We’re wondering if maybe could be a bug in the aggregation process, but we would like have further information about this issue from Cloudera Support, in order to confirm that or have another explanation…
Any tips about this problem?
Many thanks in advance for the kind cooperation.
yes, I set to 7 days the parameter Log Retain Duration, but anything change.
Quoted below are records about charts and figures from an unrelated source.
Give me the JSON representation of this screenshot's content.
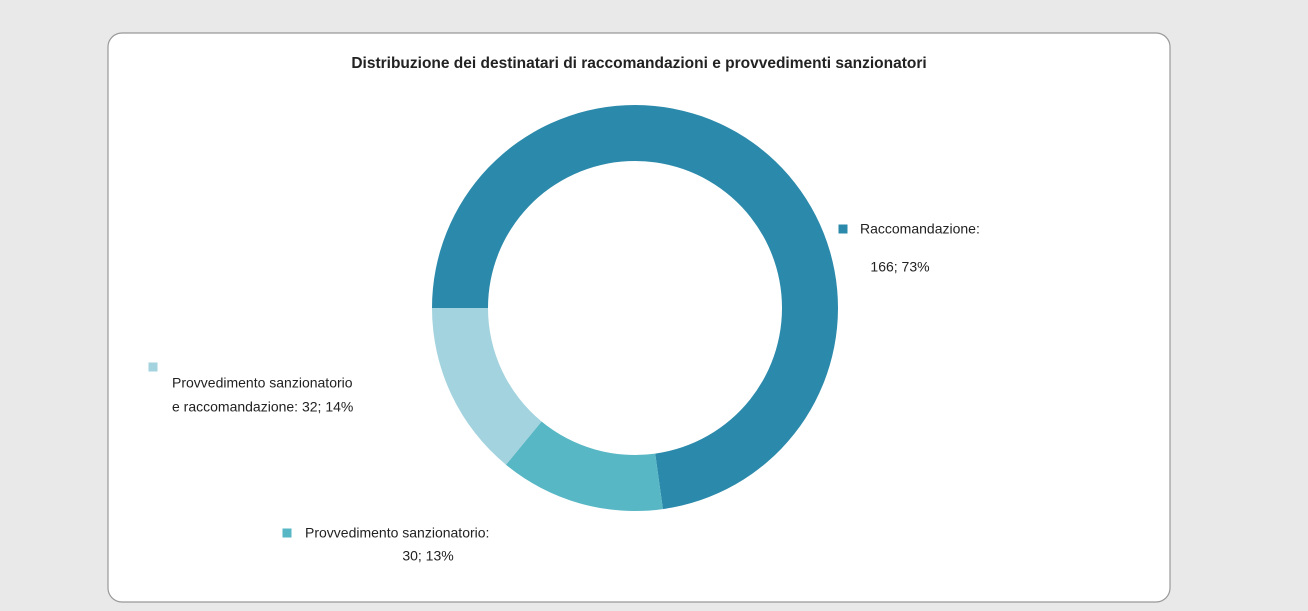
{
  "chart_data": {
    "type": "donut",
    "title": "Distribuzione dei destinatari di raccomandazioni e provvedimenti sanzionatori",
    "values": [
      166,
      30,
      32
    ],
    "value_labels": [
      [
        "Raccomandazione:",
        "166; 73%"
      ],
      [
        "Provvedimento sanzionatorio:",
        "30; 13%"
      ],
      [
        "Provvedimento sanzionatorio",
        "e raccomandazione: 32; 14%"
      ]
    ],
    "colors": [
      "#2b8aab",
      "#57b7c4",
      "#a3d3de"
    ]
  }
}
I have modified also the parameter yarn.nodemanager.delete.debug-delay-sec to 7 days but I can't find any logs on HDFS or in the local location as well.
Maybe is an issue of CDH 5.8.0, because with CDH 5.13.1 I didn't find this problems.
Look for the Logaggregation related messages in the Node manger log file on one of the node where one of the container was running for the application:
In normal case you should see:
2018-12-07 20:27:59,994 INFO org.apache.spark.network.yarn.YarnShuffleService: Stopping application application_1544179594403_0020
org.apache.hadoop.yarn.server.nodemanager.containermanager.logaggregation.AppLogAggregatorImpl: Application just finished : application_1544179594403_0020
org.apache.hadoop.yarn.server.nodemanager.containermanager.logaggregation.AppLogAggregatorImpl: Uploading logs for container container_e06_1544179594403_0020_01_000001. Current good log dirs are /yarn/container-logs
Do you see these messages for the failing application or do you see some error/exception instead?
If you can paste the relevant log for the failing application I can take a look.